I get the same result from your code as from an online JavaScript CRC calculator (0x6F6EE1BF). I would reconsider why you expect the output that you do, it seems unlikely that two unrelated implementations are wrong in the same exact way (though not impossible). I did modify your code a little before running it, because it doesn't compile as is:
error: literal out of range for `u8`
--> src/main.rs:17:21
|
17 | digest.update(&[0xDA1622B4]); //DA 16 22 B4 in bytes
| ^^^^^^^^^^
|
= note: the literal `0xDA1622B4` (decimal `3658883764`) does not fit into the type `u8` and will become `180u8`
= help: consider using the type `u32` instead
= note: `#[deny(overflowing_literals)]` on by default
So I changed the input to &[0xDA, 0x16, 0x22, 0xB4] instead. Though I don't get 96 68 B8 1B either way so this probably isn't the root of the issue.
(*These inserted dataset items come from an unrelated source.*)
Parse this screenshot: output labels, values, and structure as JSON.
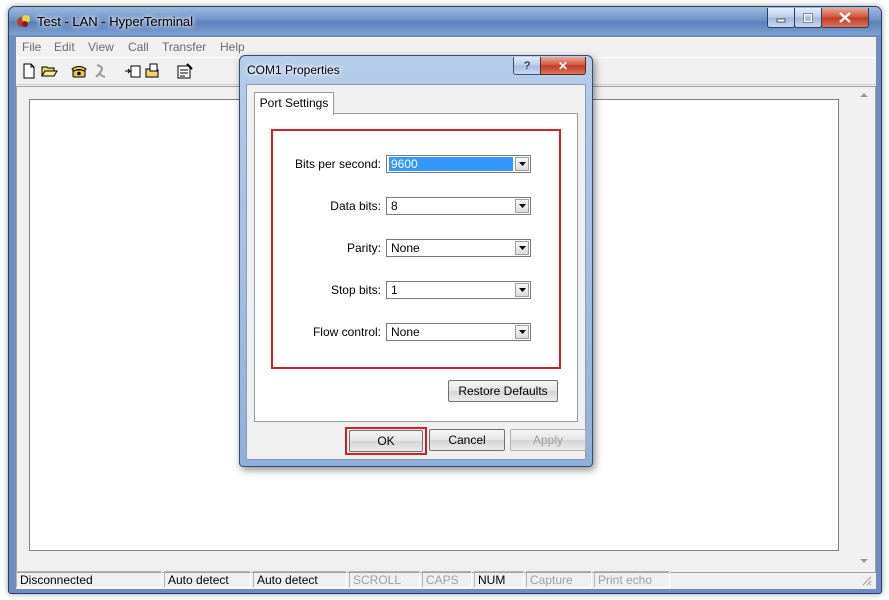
{
  "window": {
    "title": "Test - LAN - HyperTerminal"
  },
  "menu": [
    "File",
    "Edit",
    "View",
    "Call",
    "Transfer",
    "Help"
  ],
  "toolbar": [
    "new-icon",
    "open-icon",
    "phone-icon",
    "disconnect-icon",
    "send-icon",
    "receive-icon",
    "properties-icon"
  ],
  "statusbar": {
    "connection": "Disconnected",
    "detect1": "Auto detect",
    "detect2": "Auto detect",
    "scroll": "SCROLL",
    "caps": "CAPS",
    "num": "NUM",
    "capture": "Capture",
    "print_echo": "Print echo"
  },
  "dialog": {
    "title": "COM1 Properties",
    "help_glyph": "?",
    "close_glyph": "✕",
    "tab_label": "Port Settings",
    "fields": {
      "bits_per_second": {
        "label": "Bits per second:",
        "value": "9600"
      },
      "data_bits": {
        "label": "Data bits:",
        "value": "8"
      },
      "parity": {
        "label": "Parity:",
        "value": "None"
      },
      "stop_bits": {
        "label": "Stop bits:",
        "value": "1"
      },
      "flow_control": {
        "label": "Flow control:",
        "value": "None"
      }
    },
    "restore_defaults": "Restore Defaults",
    "ok": "OK",
    "cancel": "Cancel",
    "apply": "Apply"
  },
  "colors": {
    "highlight_red": "#d22027",
    "selection_blue": "#3399ff"
  }
}
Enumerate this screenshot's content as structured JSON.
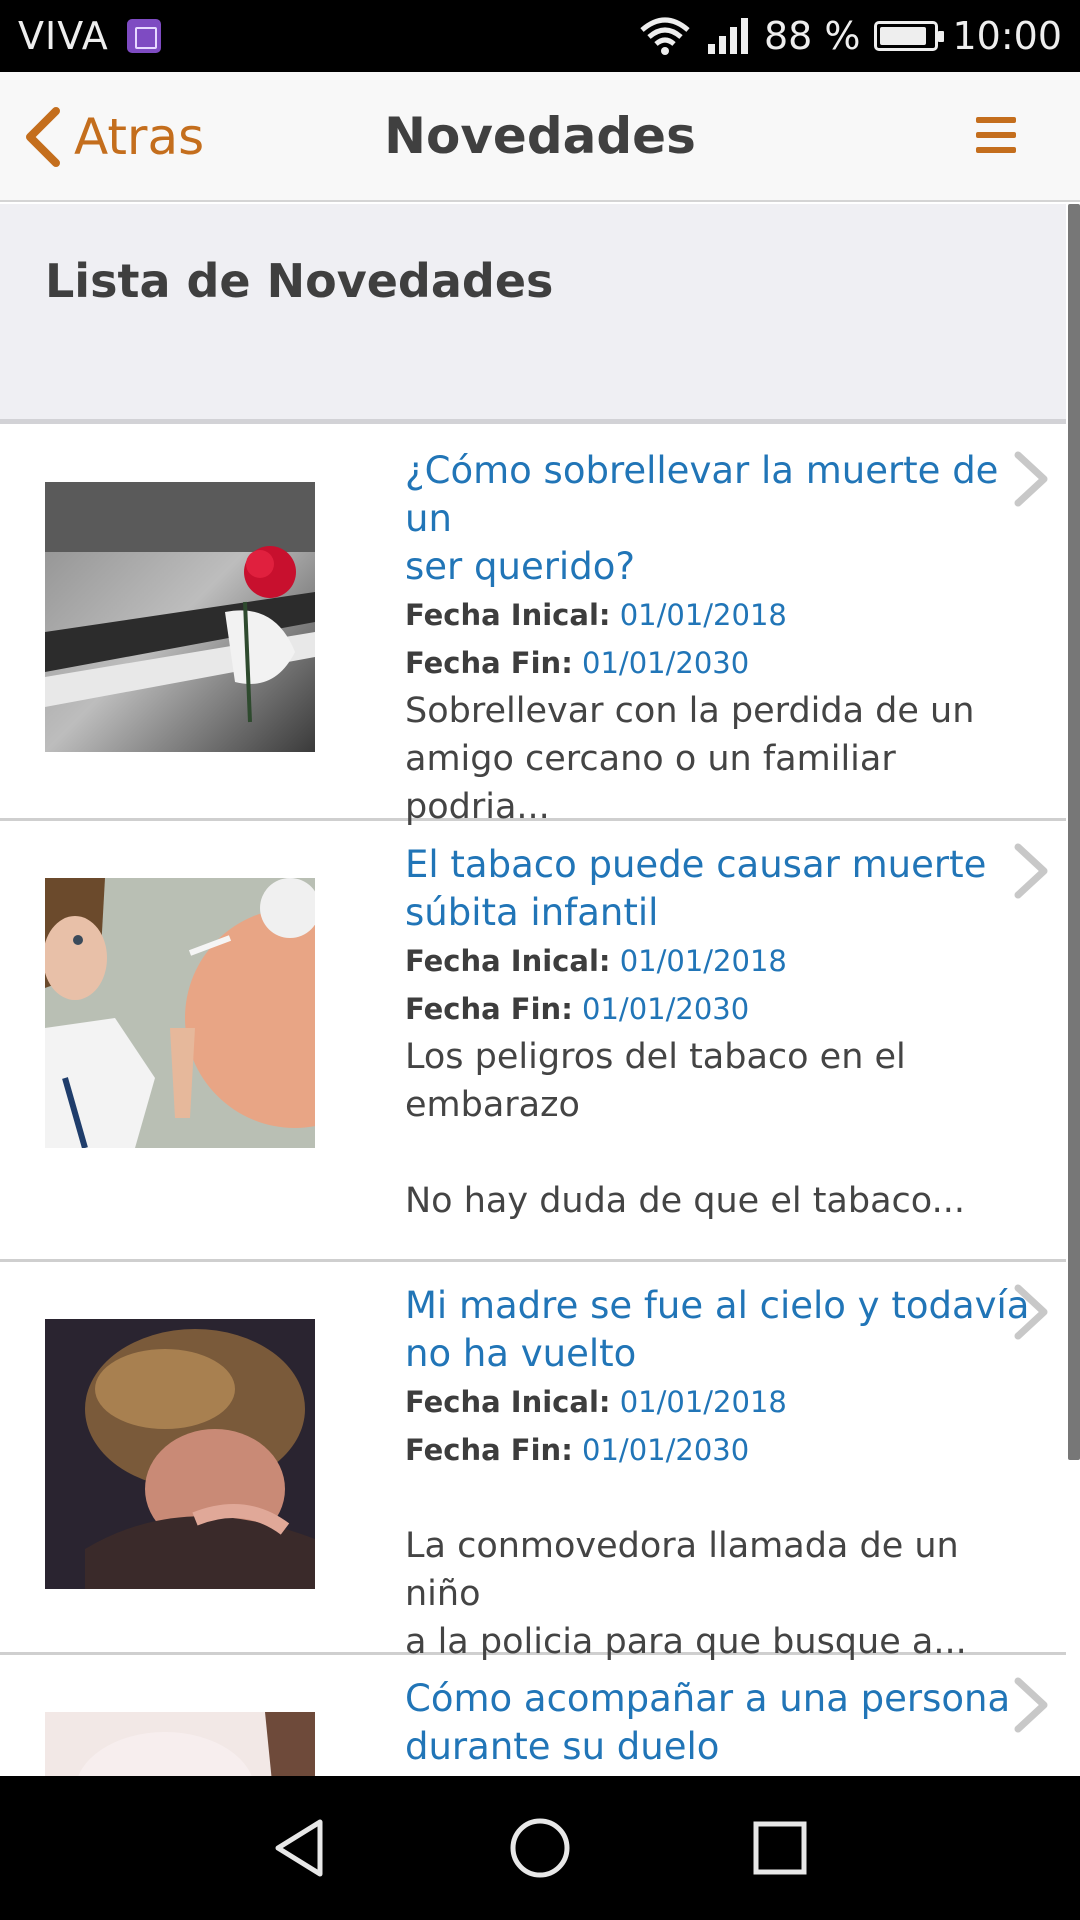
{
  "status_bar": {
    "carrier": "VIVA",
    "battery_text": "88 %",
    "battery_level": 0.88,
    "time": "10:00"
  },
  "header": {
    "back_label": "Atras",
    "title": "Novedades"
  },
  "section": {
    "title": "Lista de Novedades"
  },
  "labels": {
    "start": "Fecha Inical:",
    "end": "Fecha Fin:"
  },
  "items": [
    {
      "title_lines": [
        "¿Cómo sobrellevar la muerte de un",
        "ser querido?"
      ],
      "start": "01/01/2018",
      "end": "01/01/2030",
      "excerpt_lines": [
        "Sobrellevar con la perdida de un",
        "amigo cercano o un familiar",
        "podria..."
      ]
    },
    {
      "title_lines": [
        "El tabaco puede causar muerte",
        "súbita infantil"
      ],
      "start": "01/01/2018",
      "end": "01/01/2030",
      "excerpt_lines": [
        "Los peligros del tabaco en el",
        "embarazo",
        "",
        "No hay duda de que el tabaco..."
      ]
    },
    {
      "title_lines": [
        "Mi madre se fue al cielo y todavía",
        "no ha vuelto"
      ],
      "start": "01/01/2018",
      "end": "01/01/2030",
      "excerpt_lines": [
        "",
        "La conmovedora llamada de un niño",
        "a la policia para que busque a..."
      ]
    },
    {
      "title_lines": [
        "Cómo acompañar a una persona",
        "durante su duelo"
      ]
    }
  ],
  "colors": {
    "accent": "#c46e1d",
    "link": "#2175b7"
  },
  "icons": {
    "back": "chevron-left-icon",
    "menu": "hamburger-menu-icon",
    "item_arrow": "chevron-right-icon",
    "nav_back": "triangle-back-icon",
    "nav_home": "circle-home-icon",
    "nav_recents": "square-recents-icon"
  }
}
So it looks like your 0xedb88320 is not a normal polynomial but a reversed polynomial. The corresponding normal polynomial is 0x04c11db7, perhaps the most common CRC-32 polynomial. Therefore, you can use one of the predefined algorithms for this:
use crc::{Crc, CRC_32_ISO_HDLC};
fn main() {
let crc = Crc::<u32>::new(&CRC_32_ISO_HDLC);
let checksum = crc.checksum(&[0xda, 0x16, 0x22, 0xb4]);
println!("{checksum:#x}");
}
This prints 0x1bb86896, which in little-endian order is 96 68 B8 1B, as expected. (To get the checksum in little-endian form, you can call checksum.to_le_bytes().)